XGBoost Seasonal Difference Transform Time Series Data

Seasonal patterns and trends in time series data can pose challenges for forecasting models like XGBoost, which assume stationarity.

Seasonal differencing is a technique that can help remove these components, making the series stationary and more suitable for modeling.

This example demonstrates how to apply seasonal differencing to a synthetic time series dataset with seasonal patterns and trend, prepare the differenced data for supervised learning with lagged features, and train an XGBoost model to forecast future values.

# XGBoosting.com
# Apply Seasonal Differencing to Make a Time Series Stationary for XGBoost Forecasting
import numpy as np
import pandas as pd
from xgboost import XGBRegressor
from sklearn.metrics import mean_squared_error

# Generate a 1D synthetic time series dataset with seasonal patterns and trend
n_samples = 1000
time = np.arange(n_samples)
seasonal_pattern = np.sin(2 * np.pi * time / 50)  # Seasonal component with a period of 50
trend = time * 0.05  # Linear trend
noise = np.random.normal(loc=0, scale=0.5, size=n_samples)  # Random noise
series = seasonal_pattern + trend + noise

# Apply seasonal differencing to remove seasonality and trend
seasonal_period = 50  # Adjust this as needed based on the known seasonality of your dataset
diff_series = pd.Series(series).diff(seasonal_period).dropna()

# Prepare data for supervised learning
df = pd.DataFrame(diff_series, columns=['diff_value'])
for i in range(1, seasonal_period+1):
    df[f'diff_value_lag{i}'] = df['diff_value'].shift(i)
df = df.dropna()

X = df.drop('diff_value', axis=1).values
y = df['diff_value'].values

# Chronological split of data into train and test sets
split_index = int(len(X) * 0.8)  # 80% of data for training
X_train, X_test = X[:split_index], X[split_index:]
y_train, y_test = y[:split_index], y[split_index:]

# Initialize an XGBRegressor model
model = XGBRegressor(n_estimators=100, learning_rate=0.1, random_state=42)
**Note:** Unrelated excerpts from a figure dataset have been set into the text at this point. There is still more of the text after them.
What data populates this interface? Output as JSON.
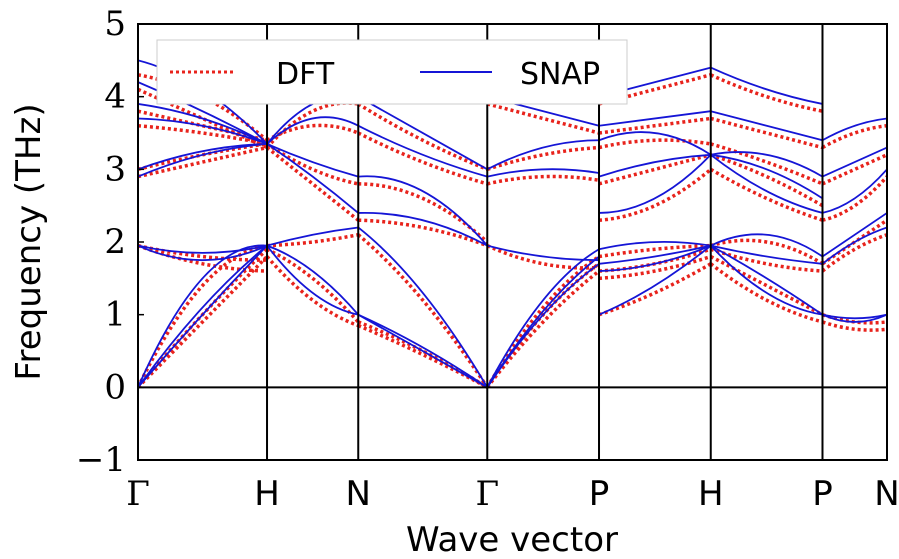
{
  "chart_data": {
    "type": "line",
    "xlabel": "Wave vector",
    "ylabel": "Frequency (THz)",
    "ylim": [
      -1,
      5
    ],
    "yticks": [
      -1,
      0,
      1,
      2,
      3,
      4,
      5
    ],
    "ytick_labels": [
      "−1",
      "0",
      "1",
      "2",
      "3",
      "4",
      "5"
    ],
    "high_symmetry_points": [
      {
        "label": "Γ",
        "x": 0.0
      },
      {
        "label": "H",
        "x": 1.0
      },
      {
        "label": "N",
        "x": 1.707
      },
      {
        "label": "Γ",
        "x": 2.707
      },
      {
        "label": "P",
        "x": 3.573
      },
      {
        "label": "H",
        "x": 4.439
      },
      {
        "label": "P",
        "x": 5.305
      },
      {
        "label": "N",
        "x": 5.805
      }
    ],
    "grid": false,
    "legend_placement": "top-left",
    "series": [
      {
        "name": "DFT",
        "color": "#e8231c",
        "style": "dotted",
        "segments": [
          {
            "from": 0,
            "to": 1,
            "bands": [
              [
                0,
                0.9,
                1.8
              ],
              [
                0,
                1.0,
                1.9
              ],
              [
                0,
                1.4,
                1.95
              ],
              [
                1.95,
                1.8,
                1.75
              ],
              [
                1.95,
                1.7,
                1.6
              ],
              [
                2.9,
                3.1,
                3.3
              ],
              [
                3.0,
                3.2,
                3.35
              ],
              [
                3.6,
                3.5,
                3.35
              ],
              [
                3.8,
                3.6,
                3.4
              ],
              [
                4.1,
                3.7,
                3.3
              ],
              [
                4.3,
                4.0,
                3.4
              ]
            ]
          },
          {
            "from": 1,
            "to": 2,
            "bands": [
              [
                1.8,
                1.2,
                0.85
              ],
              [
                1.9,
                1.5,
                0.9
              ],
              [
                1.95,
                2.0,
                2.1
              ],
              [
                3.3,
                2.8,
                2.3
              ],
              [
                3.35,
                3.0,
                2.8
              ],
              [
                3.4,
                3.6,
                3.5
              ],
              [
                3.3,
                3.8,
                3.9
              ]
            ]
          },
          {
            "from": 2,
            "to": 3,
            "bands": [
              [
                0.85,
                0.45,
                0.0
              ],
              [
                0.9,
                0.5,
                0.0
              ],
              [
                2.1,
                1.2,
                0.0
              ],
              [
                2.3,
                2.2,
                1.95
              ],
              [
                2.8,
                2.6,
                2.0
              ],
              [
                3.5,
                3.1,
                2.8
              ],
              [
                3.9,
                3.4,
                3.0
              ]
            ]
          },
          {
            "from": 3,
            "to": 4,
            "bands": [
              [
                0.0,
                0.9,
                1.6
              ],
              [
                0.0,
                1.0,
                1.7
              ],
              [
                0.0,
                1.1,
                1.8
              ],
              [
                1.95,
                1.7,
                1.65
              ],
              [
                2.8,
                2.9,
                2.85
              ],
              [
                3.0,
                3.2,
                3.3
              ],
              [
                3.9,
                3.7,
                3.5
              ]
            ]
          },
          {
            "from": 4,
            "to": 5,
            "bands": [
              [
                1.0,
                1.3,
                1.7
              ],
              [
                1.5,
                1.6,
                1.8
              ],
              [
                1.6,
                1.7,
                1.9
              ],
              [
                1.8,
                1.9,
                1.95
              ],
              [
                2.3,
                2.5,
                3.0
              ],
              [
                2.8,
                3.0,
                3.2
              ],
              [
                3.3,
                3.4,
                3.35
              ],
              [
                3.5,
                3.6,
                3.7
              ],
              [
                3.9,
                4.1,
                4.3
              ]
            ]
          },
          {
            "from": 5,
            "to": 6,
            "bands": [
              [
                1.7,
                1.2,
                0.9
              ],
              [
                1.8,
                1.4,
                1.0
              ],
              [
                1.9,
                1.7,
                1.6
              ],
              [
                1.95,
                2.0,
                1.7
              ],
              [
                3.0,
                2.6,
                2.3
              ],
              [
                3.2,
                2.9,
                2.5
              ],
              [
                3.35,
                3.1,
                2.8
              ],
              [
                3.7,
                3.5,
                3.3
              ],
              [
                4.3,
                4.0,
                3.8
              ]
            ]
          },
          {
            "from": 6,
            "to": 7,
            "bands": [
              [
                0.9,
                0.8,
                0.8
              ],
              [
                1.0,
                0.9,
                0.9
              ],
              [
                1.6,
                1.9,
                2.1
              ],
              [
                1.7,
                2.0,
                2.3
              ],
              [
                2.3,
                2.5,
                2.9
              ],
              [
                2.8,
                3.0,
                3.2
              ],
              [
                3.3,
                3.5,
                3.6
              ]
            ]
          }
        ]
      },
      {
        "name": "SNAP",
        "color": "#1515d6",
        "style": "solid",
        "segments": [
          {
            "from": 0,
            "to": 1,
            "bands": [
              [
                0,
                1.0,
                1.95
              ],
              [
                0,
                1.1,
                1.95
              ],
              [
                0,
                1.5,
                1.95
              ],
              [
                1.95,
                1.85,
                1.95
              ],
              [
                1.95,
                1.75,
                1.95
              ],
              [
                2.9,
                3.2,
                3.35
              ],
              [
                3.0,
                3.25,
                3.35
              ],
              [
                3.7,
                3.6,
                3.35
              ],
              [
                3.9,
                3.7,
                3.35
              ],
              [
                4.2,
                3.8,
                3.35
              ],
              [
                4.5,
                4.1,
                3.35
              ]
            ]
          },
          {
            "from": 1,
            "to": 2,
            "bands": [
              [
                1.95,
                1.3,
                1.0
              ],
              [
                1.95,
                1.6,
                1.0
              ],
              [
                1.95,
                2.1,
                2.2
              ],
              [
                3.35,
                2.9,
                2.4
              ],
              [
                3.35,
                3.1,
                2.9
              ],
              [
                3.35,
                3.7,
                3.6
              ],
              [
                3.35,
                3.9,
                4.0
              ]
            ]
          },
          {
            "from": 2,
            "to": 3,
            "bands": [
              [
                1.0,
                0.5,
                0.0
              ],
              [
                1.0,
                0.55,
                0.0
              ],
              [
                2.2,
                1.3,
                0.0
              ],
              [
                2.4,
                2.3,
                1.95
              ],
              [
                2.9,
                2.7,
                1.95
              ],
              [
                3.6,
                3.2,
                2.9
              ],
              [
                4.0,
                3.5,
                3.0
              ]
            ]
          },
          {
            "from": 3,
            "to": 4,
            "bands": [
              [
                0.0,
                1.0,
                1.7
              ],
              [
                0.0,
                1.05,
                1.8
              ],
              [
                0.0,
                1.2,
                1.9
              ],
              [
                1.95,
                1.8,
                1.75
              ],
              [
                2.9,
                3.0,
                2.95
              ],
              [
                3.0,
                3.3,
                3.4
              ],
              [
                4.0,
                3.8,
                3.6
              ]
            ]
          },
          {
            "from": 4,
            "to": 5,
            "bands": [
              [
                1.0,
                1.4,
                1.95
              ],
              [
                1.6,
                1.7,
                1.95
              ],
              [
                1.7,
                1.8,
                1.95
              ],
              [
                1.9,
                2.0,
                1.95
              ],
              [
                2.4,
                2.6,
                3.2
              ],
              [
                2.9,
                3.1,
                3.2
              ],
              [
                3.4,
                3.5,
                3.2
              ],
              [
                3.6,
                3.7,
                3.8
              ],
              [
                4.0,
                4.2,
                4.4
              ]
            ]
          },
          {
            "from": 5,
            "to": 6,
            "bands": [
              [
                1.95,
                1.3,
                1.0
              ],
              [
                1.95,
                1.5,
                1.0
              ],
              [
                1.95,
                1.8,
                1.7
              ],
              [
                1.95,
                2.1,
                1.8
              ],
              [
                3.2,
                2.7,
                2.4
              ],
              [
                3.2,
                3.0,
                2.6
              ],
              [
                3.2,
                3.2,
                2.9
              ],
              [
                3.8,
                3.6,
                3.4
              ],
              [
                4.4,
                4.1,
                3.9
              ]
            ]
          },
          {
            "from": 6,
            "to": 7,
            "bands": [
              [
                1.0,
                0.9,
                1.0
              ],
              [
                1.0,
                0.95,
                1.0
              ],
              [
                1.7,
                2.0,
                2.2
              ],
              [
                1.8,
                2.1,
                2.4
              ],
              [
                2.4,
                2.6,
                3.0
              ],
              [
                2.9,
                3.1,
                3.3
              ],
              [
                3.4,
                3.6,
                3.7
              ]
            ]
          }
        ]
      }
    ]
  }
}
# Fit the model on the training data
model.fit(X_train, y_train)

# Make predictions on the test set
y_pred = model.predict(X_test)

# Evaluate the model's performance
mse = mean_squared_error(y_test, y_pred)
print(f"Mean Squared Error: {mse:.4f}")

Here’s what the code does step-by-step:

1. Generate a synthetic time series dataset with seasonal patterns and trend adding a sine wave and linear trend.
2. Apply seasonal differencing with a period of 50 using diff() to remove seasonality and trend, making the series stationary.
3. Prepare the differenced data for supervised learning by creating a DataFrame with the differenced series and lagged features (lags 1 to 50).
4. Split the data chronologically into train and test sets.
5. Initialize an XGBRegressor model, fit it on the training data, and make predictions on the test set.
6. Evaluate the model’s performance using Mean Squared Error (MSE).

Seasonal differencing is an effective technique for removing seasonal patterns and trends from time series data, making it stationary for forecasting models like XGBoost. The seasonal period used for differencing should be chosen based on the known or observed seasonality in the data.

This example provides a foundation for using seasonal differencing with XGBoost for time series forecasting. You can extend it to handle more complex scenarios by experimenting with different seasonal periods, incorporating additional features, or using more advanced model architectures.